|
FAQs
1. What are stem cells?
2. What diseases could be treated by stem cells?
3. Are stem cell therapies in use today?
4. What is therapeutic cloning? How is it different from reproductive cloning?
5. How Long Can Cord Blood Cells Be Stored?
6. When are Stem Cells Used?
7. Why is Cord Blood the Premier Source of Stem Cells?
8. How Is Umbilical Cord Blood Collected?
9. What is the difference between a public and private cord blood bank?
10. How Much Does It Cost (Sample Cost)?
11. What are my options regarding the disposition of my baby's umbilical cord blood?
12. Why should I have my baby's umbilical cord blood collected and preserved?
13.What does this mean for the other children in the family?
14.What makes cord blood stem cells unique?
15. When is the cord blood collected?

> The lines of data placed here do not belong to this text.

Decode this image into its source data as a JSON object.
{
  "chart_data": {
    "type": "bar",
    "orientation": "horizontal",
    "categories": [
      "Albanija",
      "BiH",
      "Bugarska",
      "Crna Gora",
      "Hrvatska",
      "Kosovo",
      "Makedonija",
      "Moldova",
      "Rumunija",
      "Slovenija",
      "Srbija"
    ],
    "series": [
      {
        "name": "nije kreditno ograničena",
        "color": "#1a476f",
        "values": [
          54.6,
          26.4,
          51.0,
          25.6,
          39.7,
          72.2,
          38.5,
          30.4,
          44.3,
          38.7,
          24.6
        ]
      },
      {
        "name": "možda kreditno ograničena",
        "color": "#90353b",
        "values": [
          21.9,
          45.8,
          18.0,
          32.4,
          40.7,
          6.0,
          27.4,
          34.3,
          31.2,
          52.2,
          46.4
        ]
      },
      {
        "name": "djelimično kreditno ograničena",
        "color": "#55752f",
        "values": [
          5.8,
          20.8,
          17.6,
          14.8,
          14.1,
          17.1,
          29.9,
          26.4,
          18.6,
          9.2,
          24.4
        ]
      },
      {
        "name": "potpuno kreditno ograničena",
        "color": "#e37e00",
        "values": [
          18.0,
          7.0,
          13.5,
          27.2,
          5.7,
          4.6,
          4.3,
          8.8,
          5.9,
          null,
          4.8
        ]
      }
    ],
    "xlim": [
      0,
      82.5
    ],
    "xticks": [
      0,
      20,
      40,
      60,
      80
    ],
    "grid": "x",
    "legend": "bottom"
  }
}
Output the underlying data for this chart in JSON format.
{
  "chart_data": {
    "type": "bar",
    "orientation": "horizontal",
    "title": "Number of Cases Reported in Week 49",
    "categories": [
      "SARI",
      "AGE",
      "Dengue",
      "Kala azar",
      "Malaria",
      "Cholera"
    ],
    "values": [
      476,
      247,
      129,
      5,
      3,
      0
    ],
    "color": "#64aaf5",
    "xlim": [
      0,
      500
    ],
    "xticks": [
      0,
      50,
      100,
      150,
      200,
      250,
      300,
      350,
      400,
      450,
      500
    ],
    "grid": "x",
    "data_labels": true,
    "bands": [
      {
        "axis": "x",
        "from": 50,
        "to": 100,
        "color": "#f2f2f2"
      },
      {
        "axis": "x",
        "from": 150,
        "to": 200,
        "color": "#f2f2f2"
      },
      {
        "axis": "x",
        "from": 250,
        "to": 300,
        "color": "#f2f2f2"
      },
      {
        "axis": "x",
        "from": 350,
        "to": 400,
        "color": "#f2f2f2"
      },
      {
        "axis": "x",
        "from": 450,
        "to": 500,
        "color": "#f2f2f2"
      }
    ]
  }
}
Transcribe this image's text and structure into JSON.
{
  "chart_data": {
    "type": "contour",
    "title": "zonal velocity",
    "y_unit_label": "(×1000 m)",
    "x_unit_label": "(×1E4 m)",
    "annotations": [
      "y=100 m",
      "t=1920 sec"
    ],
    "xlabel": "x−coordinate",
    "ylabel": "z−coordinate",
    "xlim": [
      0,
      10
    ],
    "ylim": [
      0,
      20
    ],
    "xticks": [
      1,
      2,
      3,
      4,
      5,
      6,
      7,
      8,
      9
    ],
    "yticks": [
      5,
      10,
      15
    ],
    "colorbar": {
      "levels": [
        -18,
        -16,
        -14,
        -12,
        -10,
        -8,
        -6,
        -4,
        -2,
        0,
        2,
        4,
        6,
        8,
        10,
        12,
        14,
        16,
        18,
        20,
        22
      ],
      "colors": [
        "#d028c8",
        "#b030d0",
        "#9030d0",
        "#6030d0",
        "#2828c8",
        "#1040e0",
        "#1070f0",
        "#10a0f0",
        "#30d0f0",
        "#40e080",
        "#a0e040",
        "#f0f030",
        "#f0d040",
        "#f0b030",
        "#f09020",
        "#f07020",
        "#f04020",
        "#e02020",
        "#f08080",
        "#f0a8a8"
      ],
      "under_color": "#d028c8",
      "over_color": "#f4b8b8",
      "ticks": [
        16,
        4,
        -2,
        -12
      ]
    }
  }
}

Is the collection procedure risky or painful?
16. Who controls the use of the preserved cord blood stem cells?
17.Who can use the preserved cord blood stem cells?

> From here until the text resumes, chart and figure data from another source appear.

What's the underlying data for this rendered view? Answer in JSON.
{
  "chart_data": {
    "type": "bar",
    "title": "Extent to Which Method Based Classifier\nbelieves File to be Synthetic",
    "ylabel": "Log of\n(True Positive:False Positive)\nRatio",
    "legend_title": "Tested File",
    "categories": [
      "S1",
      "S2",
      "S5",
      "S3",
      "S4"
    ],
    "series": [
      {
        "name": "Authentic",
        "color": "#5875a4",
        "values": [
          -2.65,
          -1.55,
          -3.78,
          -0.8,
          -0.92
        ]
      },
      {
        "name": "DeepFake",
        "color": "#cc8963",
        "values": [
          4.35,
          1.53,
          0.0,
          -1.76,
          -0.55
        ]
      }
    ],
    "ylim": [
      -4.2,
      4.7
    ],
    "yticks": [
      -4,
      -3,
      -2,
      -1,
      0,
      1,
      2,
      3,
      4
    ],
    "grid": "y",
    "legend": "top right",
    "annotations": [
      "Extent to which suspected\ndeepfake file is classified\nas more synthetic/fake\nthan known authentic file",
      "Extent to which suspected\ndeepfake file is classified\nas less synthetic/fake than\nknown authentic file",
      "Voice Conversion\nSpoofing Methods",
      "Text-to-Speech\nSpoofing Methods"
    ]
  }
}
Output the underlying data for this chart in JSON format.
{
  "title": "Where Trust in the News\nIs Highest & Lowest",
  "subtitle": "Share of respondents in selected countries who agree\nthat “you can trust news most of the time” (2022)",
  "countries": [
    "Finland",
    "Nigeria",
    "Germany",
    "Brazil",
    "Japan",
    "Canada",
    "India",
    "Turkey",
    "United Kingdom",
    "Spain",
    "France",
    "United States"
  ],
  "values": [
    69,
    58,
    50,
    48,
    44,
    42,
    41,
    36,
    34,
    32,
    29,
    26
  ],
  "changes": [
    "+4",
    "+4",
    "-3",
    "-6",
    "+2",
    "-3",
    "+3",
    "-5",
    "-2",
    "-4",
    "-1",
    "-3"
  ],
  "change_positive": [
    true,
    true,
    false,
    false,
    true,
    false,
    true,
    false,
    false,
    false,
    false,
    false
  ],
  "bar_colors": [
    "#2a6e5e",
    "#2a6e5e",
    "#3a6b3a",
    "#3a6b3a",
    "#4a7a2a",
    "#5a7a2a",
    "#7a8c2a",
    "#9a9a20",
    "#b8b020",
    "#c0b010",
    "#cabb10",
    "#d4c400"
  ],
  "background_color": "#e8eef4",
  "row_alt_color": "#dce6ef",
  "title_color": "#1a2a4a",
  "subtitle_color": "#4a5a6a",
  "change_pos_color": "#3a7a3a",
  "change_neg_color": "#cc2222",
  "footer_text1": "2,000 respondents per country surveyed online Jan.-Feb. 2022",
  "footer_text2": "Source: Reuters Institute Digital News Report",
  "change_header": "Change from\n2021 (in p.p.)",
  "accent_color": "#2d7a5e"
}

18. Is there a cost to retrieve my newborn's cord blood if needed in the future?
19. What is the history of cord blood transplantation?
20.How successful are cord blood transplants?

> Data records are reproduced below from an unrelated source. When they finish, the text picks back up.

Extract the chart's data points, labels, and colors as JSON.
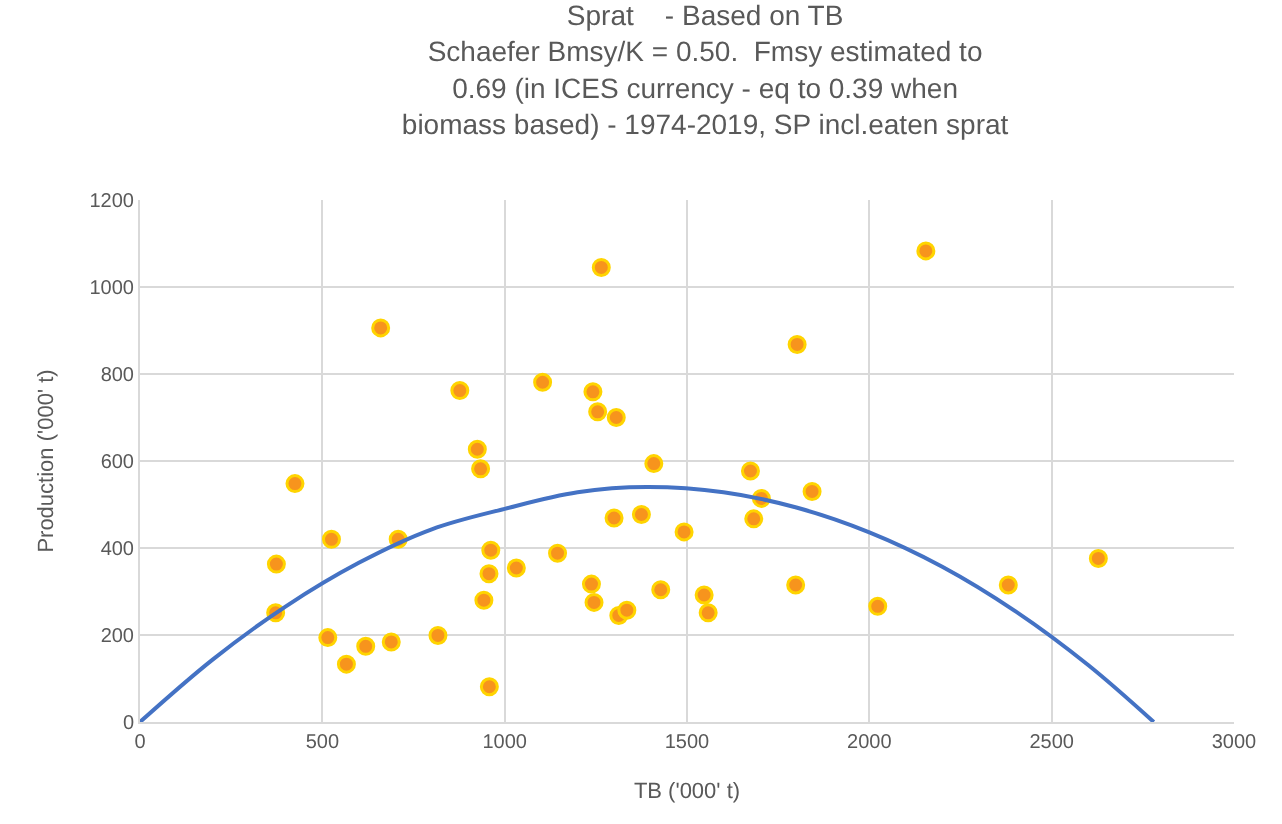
{
  "chart_data": {
    "type": "scatter",
    "title": "Sprat    - Based on TB\nSchaefer Bmsy/K = 0.50.  Fmsy estimated to\n0.69 (in ICES currency - eq to 0.39 when\nbiomass based) - 1974-2019, SP incl.eaten sprat",
    "xlabel": "TB ('000' t)",
    "ylabel": "Production ('000' t)",
    "xlim": [
      0,
      3000
    ],
    "xticks": [
      0,
      500,
      1000,
      1500,
      2000,
      2500,
      3000
    ],
    "ylim": [
      0,
      1200
    ],
    "yticks": [
      0,
      200,
      400,
      600,
      800,
      1000,
      1200
    ],
    "grid": true,
    "marker": "circle",
    "series": [
      {
        "color": "#f7941d",
        "x": [
          1265,
          660,
          877,
          1104,
          1242,
          1255,
          1306,
          925,
          934,
          425,
          1300,
          525,
          708,
          962,
          1145,
          957,
          1032,
          374,
          1238,
          1245,
          943,
          1313,
          1335,
          372,
          515,
          566,
          619,
          689,
          817,
          958,
          2155,
          1802,
          1409,
          1674,
          1704,
          1843,
          1375,
          1492,
          1683,
          1428,
          1547,
          1558,
          1798,
          2023,
          2381,
          2628
        ],
        "values": [
          1045,
          906,
          762,
          781,
          759,
          713,
          700,
          627,
          582,
          548,
          469,
          420,
          420,
          395,
          388,
          341,
          354,
          363,
          317,
          275,
          280,
          245,
          257,
          251,
          194,
          133,
          174,
          184,
          199,
          81,
          1083,
          868,
          594,
          577,
          514,
          530,
          477,
          437,
          467,
          304,
          292,
          251,
          315,
          266,
          315,
          376
        ]
      },
      {
        "type": "line",
        "color": "#4472c4",
        "marker": "none",
        "x": [
          0,
          200,
          400,
          600,
          800,
          1000,
          1200,
          1390,
          1600,
          1800,
          2000,
          2200,
          2400,
          2600,
          2780
        ],
        "values": [
          0,
          144,
          266,
          366,
          443,
          490,
          528,
          540,
          528,
          493,
          436,
          357,
          255,
          131,
          0
        ]
      }
    ]
  }
}
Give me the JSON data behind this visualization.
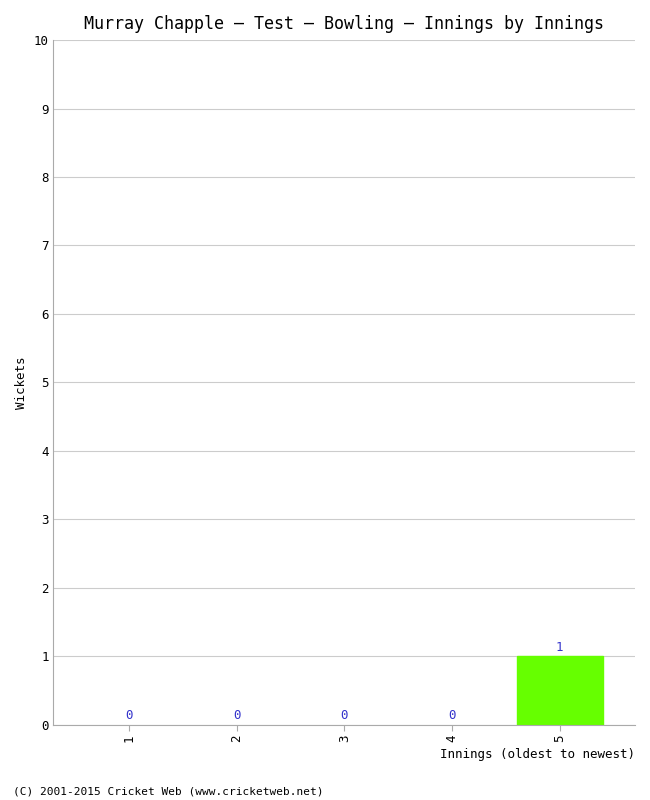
{
  "title": "Murray Chapple – Test – Bowling – Innings by Innings",
  "xlabel": "Innings (oldest to newest)",
  "ylabel": "Wickets",
  "categories": [
    "1",
    "2",
    "3",
    "4",
    "5"
  ],
  "values": [
    0,
    0,
    0,
    0,
    1
  ],
  "bar_color": "#66ff00",
  "ylim": [
    0,
    10
  ],
  "yticks": [
    0,
    1,
    2,
    3,
    4,
    5,
    6,
    7,
    8,
    9,
    10
  ],
  "background_color": "#ffffff",
  "grid_color": "#cccccc",
  "value_label_color": "#3333cc",
  "footer": "(C) 2001-2015 Cricket Web (www.cricketweb.net)",
  "title_fontsize": 12,
  "axis_label_fontsize": 9,
  "tick_fontsize": 9,
  "footer_fontsize": 8
}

21. How can cord blood be used?
22. How might cord blood transplants be used in the future?
1
. What are stem cells?
Stem cells are the body's “master” cells – they can renew themselves and create many types of cells. Because of these unique properties, there is hope that stem cell research may lead to treatments for debilitating diseases and expand our knowledge of human biology.
There are two basic types of stem cells: embryonic and adult. Embryonic stem cells (hESC) are pluripotent, meaning that they can give rise to any type of cell in the body. hESC are harvested during the blastocyst stage of embryonic development, four or five days after conception. A blastocyst is a hollow ball with an inner cell mass, which contains hESC. Extracting these cells destroys the embryo.
Adult stem cells are found in nearly every organ in the human body, and typically give rise to specific types of cells, usually that of their host tissue. Adult stem cells are therefore said to be less plastic than hESC, probably because they fulfil more of a repair and maintenance function, whereas hESC are the foundation cells of a living being.
Much of the basic research into these stem cells has been done in mice, but in 1998, scientists in the USA obtained the first human embryonic stem cells from an embryo made by in vitro fertilization. Before this, adult stem cells had been identified in human bone marrow and used clinically to treat cancers of the blood. These adult stem cells have also been the subject of intense research to see if they can repair damaged human tissues.
Researchers have discovered stem cells in cord blood, baby dental pulp, and amniotic fluid which are more plastic than the typical adult stem cell, but are not considered hESC because they are not pluripotent.
2. What diseases could be treated by stem cells?
Research may lead to the development of stem cell-based therapies for many debilitating chronic and degenerative diseases, including diabetes, heart disease, blindness, muscle-wasting diseases, spinal cord injury, Parkinson's disease, and stroke.
Stem cell-based therapies will be based on the abilities of stem cells to regenerate damaged cells. For example, creating insulin-producing cells for Type I diabetes patients, repairing damaged heart muscle, or restoring muscle tissue in people with muscular dystrophy.
However, there are many other potential applications for stem cell research. Stem cells could be used to create replacement tissue, such as skin for burn victims, or perhaps even entire organs. Drug companies may use stem cells to test drugs and identify which recipients might benefit most from the treatment. Studying stem cells with genetic defects, such as those leading to motor neuron disease, will enable scientists to learn more about the disease development and help in the discovery of new drugs to treat it. Similarly, by isolating and studying cancer stem cells, new therapies for a whole range of tumours may be found.
3. Are stem cell therapies in use today?
While the potential for stem cell therapies is great, there is much to be learned about the basic biology of stem cells and cell development before there can be any large-scale clinical trials involving stem cells.
However, stem cell therapy is in common use today in the form of bone marrow and cord blood transplants. Stem cells found in these tissues are used to treat blood-based cancers such as leukaemia, as well as some immune system or genetic disorders.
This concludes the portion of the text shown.